FDA Adverse Event Malfunction Summary report: N

DAVINCI XI

MDR report key: 18098585 · Received November 9, 2023

Report

Report Number
2955842-2023-20044
Event Type
Malfunction
Date Received
November 9, 2023
Date of Event
October 16, 2023
Report Date
October 16, 2023
Manufacturer
INTUITIVE SURGICAL, INC
Product Code
NAY
UDI-DI
00886874110720
PMA / PMN Number
K131861
Removal / Correction Number
N/A
Product Problem
Yes
Report Source
Manufacturer report
Reporter Location
CA, US
Reporter Occupation
NURSE
Health Professional
Yes

Narratives

Additional Manufacturer Narrative · 0

AN INTUITIVE SURGICAL, INC. (ISI) FIELD SERVICE ENGINEER (FSE) WAS DISPATCHED TO THE CUSTOMER SITE TO FURTHER INVESTIGATE THE REPORTED EVENT. THE ISI FSE REPLACED USM 2 ON THE PATIENT SIDE CART (PSC) DUE TO 32100 ERRORS. THE SYSTEM WAS TESTED AND VERIFIED AS READY FOR USE. ISI DID RECEIVE A DA VINCI PRODUCT INVOLVED WITH THIS COMPLAINT TO PERFORM A FAILURE ANALYSIS. THE USM FAILURE ANALYSIS WITH A REPORTED PROBLEM OF ERROR 32100 WHICH WAS CONFIRMED AS HAVING OCCURRED IN THE FIELD AND REPLICATED. THE UNIT WAS TESTED ON AN IN-HOUSE SYSTEM IN NORMAL MODE WHERE IT TRIGGERED ERROR 32100. THE UNIT WAS ALSO TESTED ON A PFTP WHERE IT FAILED THE DIRECTION TEST ON THE PITCH. THE TROUBLESHOOTING WAS DONE WITH A GOLD PITCH MOTOR MODULE INSTALLED TO VERIFY FAILURE. THE COMPLAINT WAS CONFIRMED BASED ON THE FIELD EVALUATION, WHICH INDICATES THAT THE DEVICE MAY HAVE CONTRIBUTED TO THE CUSTOMER-REPORTED ISSUE.

Description of Event or Problem · 0

IT WAS REPORTED THAT DURING A DA VINCI-ASSISTED SIMPLE PROSTATECTOMY SURGICAL PROCEDURE, THE CUSTOMER REPORTED WHILE SETTING UP FOR THE PROCEDURE THAT AN ERROR 32100 WAS REPEATEDLY ON ARM 2. THE SYSTEM LOGS CONFIRMED THE ARM CONTROLLER BRAKE ERROR REPORTED BY THE UNIVERSAL SURGICAL MANIPULATOR (USM) 2 AXES CONTROLLER ARM (ACA).
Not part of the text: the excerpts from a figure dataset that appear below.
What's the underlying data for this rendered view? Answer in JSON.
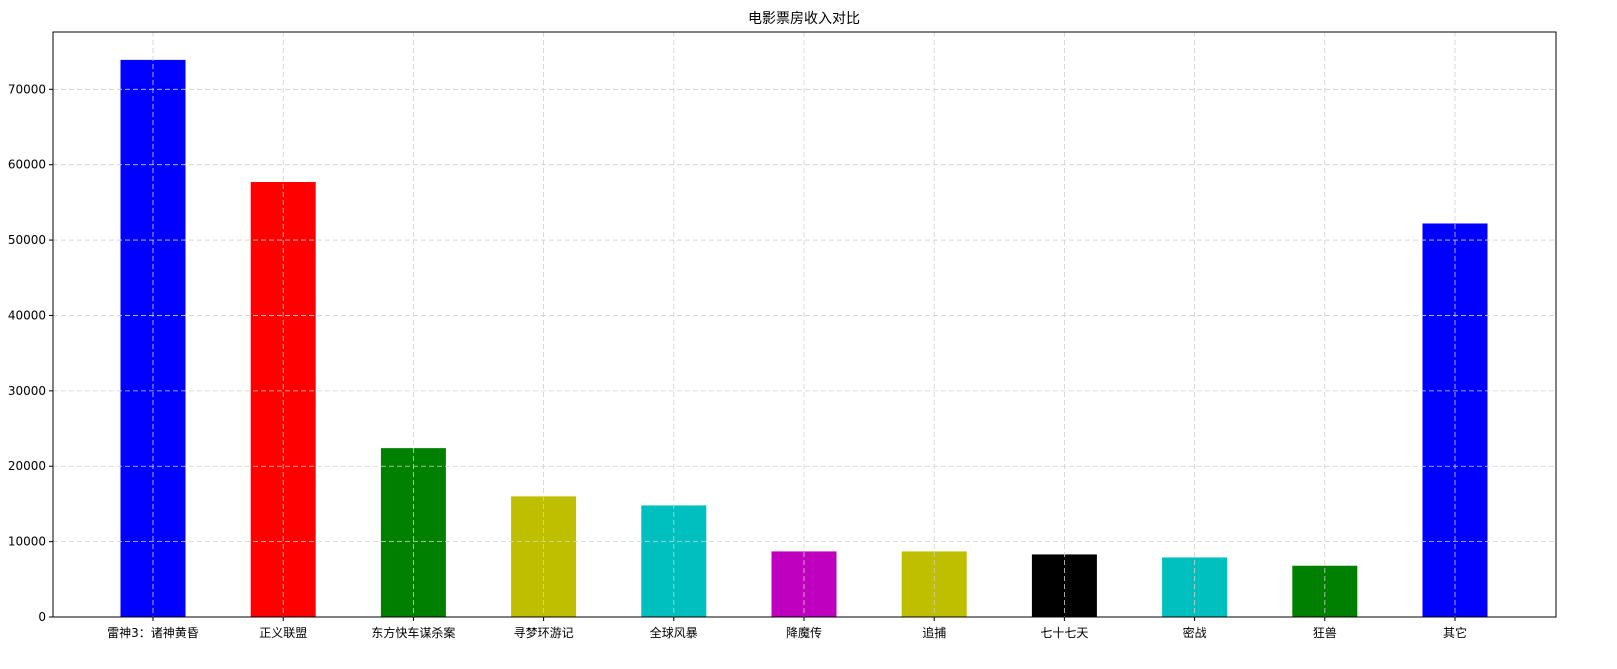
{
  "chart_data": {
    "type": "bar",
    "title": "电影票房收入对比",
    "xlabel": "",
    "ylabel": "",
    "categories": [
      "雷神3：诸神黄昏",
      "正义联盟",
      "东方快车谋杀案",
      "寻梦环游记",
      "全球风暴",
      "降魔传",
      "追捕",
      "七十七天",
      "密战",
      "狂兽",
      "其它"
    ],
    "values": [
      73900,
      57700,
      22400,
      16000,
      14800,
      8700,
      8700,
      8300,
      7900,
      6800,
      52200
    ],
    "colors": [
      "#0000ff",
      "#ff0000",
      "#008000",
      "#bfbf00",
      "#00bfbf",
      "#bf00bf",
      "#bfbf00",
      "#000000",
      "#00bfbf",
      "#008000",
      "#0000ff"
    ],
    "ylim": [
      0,
      77600
    ],
    "yticks": [
      0,
      10000,
      20000,
      30000,
      40000,
      50000,
      60000,
      70000
    ],
    "ytick_labels": [
      "0",
      "10000",
      "20000",
      "30000",
      "40000",
      "50000",
      "60000",
      "70000"
    ],
    "grid": true
  }
}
INTUITIVE SURGICAL, INC. (ISI) TECHNICAL SERVICE ENGINEER (TSE) ADVISED SELECTING ARM DISABLE. AFTER DISABLING THE ARM, THE CUSTOMER RECOVERED FROM THE FAULT AND THE SYSTEM WAS FUNCTIONAL WITH THE THREE REMAINING ARMS. THE PROCEDURE OUTCOME IS UNKNOWN.

Devices

Seq Brand Generic Product Code Manufacturer Model Lot UDI-DI
75441 DAVINCI XI PATIENT SIDE CART, 4-ARM NAY INTUITIVE SURGICAL, INC 380652-56 N/A 00886874110720

Patients

Seq Age Sex Outcome Treatment
1 Male DA VINCI INSTRUMENTS AND ACCESSORIES.